The new Huy Fong might be milder than its previous iteration, but Underwood's sauce is even milder. That is to say, it doesn't have any heat whatsoever. It was also far more vinegary, perhaps to compensate for that lack of heat. I kept dipping into it, thinking that maybe I was going crazy, because all the online hype vows that Underwood is the best, hands down. But each bite was just as perplexing as the last. A lot of this comes down to texture: Where Huy Fong has the thickness of a sauce, Underwood is more like a slightly viscous vinegar.

Roland, the third wheel in this relationship, is pure fire. It's easily the spiciest of the bunch, packing an intense heat that lingers long after swallowing. This sauce has the brightest red color for a reason.

As I continued eating my quesadilla, I applied Roland's sriracha until the heat began to desensitize my taste buds. At that point, I switched over to Huy Fong and continued dipping into it until I finished my meal. I didn't go back to Underwood at all.

For this round, the win goes to Huy Fong. Its predominantly garlicky flavor is my favorite of the three, and it has the best balance between nuanced flavor and assertive heat.

For my second test, I brought all three sauces to one of my favorite lunch spots, The Butcher's Daughter, and applied each one to a section of my quinoa bowl. This was a much more complex dish than my quesadilla, boasting a lot of flavors and textures of its own, so the sauces were less pronounced, acting here in supporting roles rather than starring. I tried Underwood first, thinking that maybe I would feel more heat this time since I hadn't eaten one of its spicier competitors first. Unfortunately, it was just as bland as before, and it really didn't add anything to the dish.

Because the bowl was already tossed in a citrus vinaigrette, Underwood's predominantly vinegary profile didn't come through. Next, I tried the Roland portion of the bowl and was greeted with unadulterated spice. While I enjoyed that on my flavorless quesadilla, I was less of a fan here because it overpowered the flavors of the squash, dates, and pistachios, all of which worked pretty well together sans hot sauce.
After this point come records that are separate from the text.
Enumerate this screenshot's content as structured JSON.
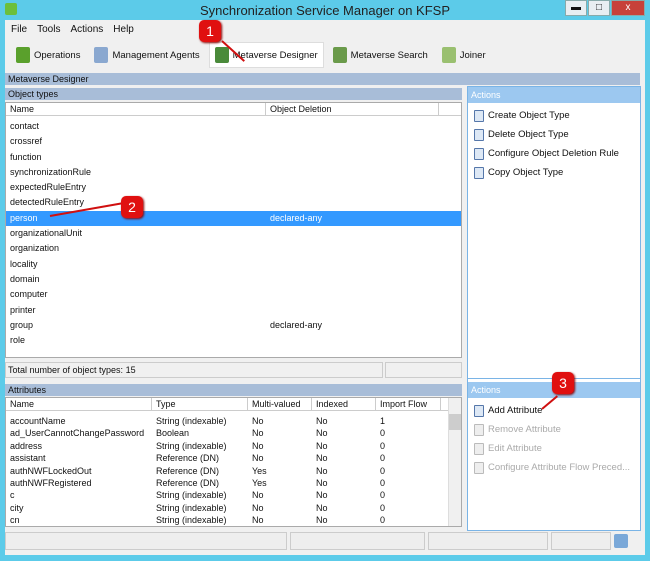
{
  "window": {
    "title": "Synchronization Service Manager on KFSP",
    "minimize": "▬",
    "maximize": "□",
    "close": "x"
  },
  "menu": [
    "File",
    "Tools",
    "Actions",
    "Help"
  ],
  "toolbar": [
    "Operations",
    "Management Agents",
    "Metaverse Designer",
    "Metaverse Search",
    "Joiner"
  ],
  "section_title": "Metaverse Designer",
  "object_types": {
    "header": "Object types",
    "columns": [
      "Name",
      "Object Deletion"
    ],
    "rows": [
      [
        "contact",
        ""
      ],
      [
        "crossref",
        ""
      ],
      [
        "function",
        ""
      ],
      [
        "synchronizationRule",
        ""
      ],
      [
        "expectedRuleEntry",
        ""
      ],
      [
        "detectedRuleEntry",
        ""
      ],
      [
        "person",
        "declared-any"
      ],
      [
        "organizationalUnit",
        ""
      ],
      [
        "organization",
        ""
      ],
      [
        "locality",
        ""
      ],
      [
        "domain",
        ""
      ],
      [
        "computer",
        ""
      ],
      [
        "printer",
        ""
      ],
      [
        "group",
        "declared-any"
      ],
      [
        "role",
        ""
      ]
    ],
    "selected": "person",
    "total": "Total number of object types: 15"
  },
  "attributes": {
    "header": "Attributes",
    "columns": [
      "Name",
      "Type",
      "Multi-valued",
      "Indexed",
      "Import Flow"
    ],
    "rows": [
      [
        "accountName",
        "String (indexable)",
        "No",
        "No",
        "1"
      ],
      [
        "ad_UserCannotChangePassword",
        "Boolean",
        "No",
        "No",
        "0"
      ],
      [
        "address",
        "String (indexable)",
        "No",
        "No",
        "0"
      ],
      [
        "assistant",
        "Reference (DN)",
        "No",
        "No",
        "0"
      ],
      [
        "authNWFLockedOut",
        "Reference (DN)",
        "Yes",
        "No",
        "0"
      ],
      [
        "authNWFRegistered",
        "Reference (DN)",
        "Yes",
        "No",
        "0"
      ],
      [
        "c",
        "String (indexable)",
        "No",
        "No",
        "0"
      ],
      [
        "city",
        "String (indexable)",
        "No",
        "No",
        "0"
      ],
      [
        "cn",
        "String (indexable)",
        "No",
        "No",
        "0"
      ]
    ]
  },
  "actions_top": {
    "header": "Actions",
    "items": [
      "Create Object Type",
      "Delete Object Type",
      "Configure Object Deletion Rule",
      "Copy Object Type"
    ]
  },
  "actions_bottom": {
    "header": "Actions",
    "items": [
      "Add Attribute",
      "Remove Attribute",
      "Edit Attribute",
      "Configure Attribute Flow Preced..."
    ]
  },
  "callouts": [
    "1",
    "2",
    "3"
  ]
}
Finally, I tried Huy Fong, which in my opinion was the perfect condiment for this dish: just spicy and flavorful enough.

This has always been my favorite quality in a sriracha, and it's one that the imitators have yet to nail down. Even back when it was a little spicier, Huy Fong managed to add heat and flavor to dishes without overpowering them. Sure, it doesn't seem as spicy as it once was, but that might not actually be a bad thing. The new formula is balanced, and the taste is so similar to the original that you really only notice the difference if you're squinting to find it.

Pretty much every post about Underwood on Reddit raves about how spicy and superior it is. Maybe I got a bad batch? Or maybe my taste buds are wired differently? But at $12 a bottle online (plus shipping!), I'm not prepared to recommend this sauce to anyone. If you're a sriracha-head who feels betrayed by the rooster sauce, there are many other, cheaper directions to head in. The peppers don't necessarily define the sauce.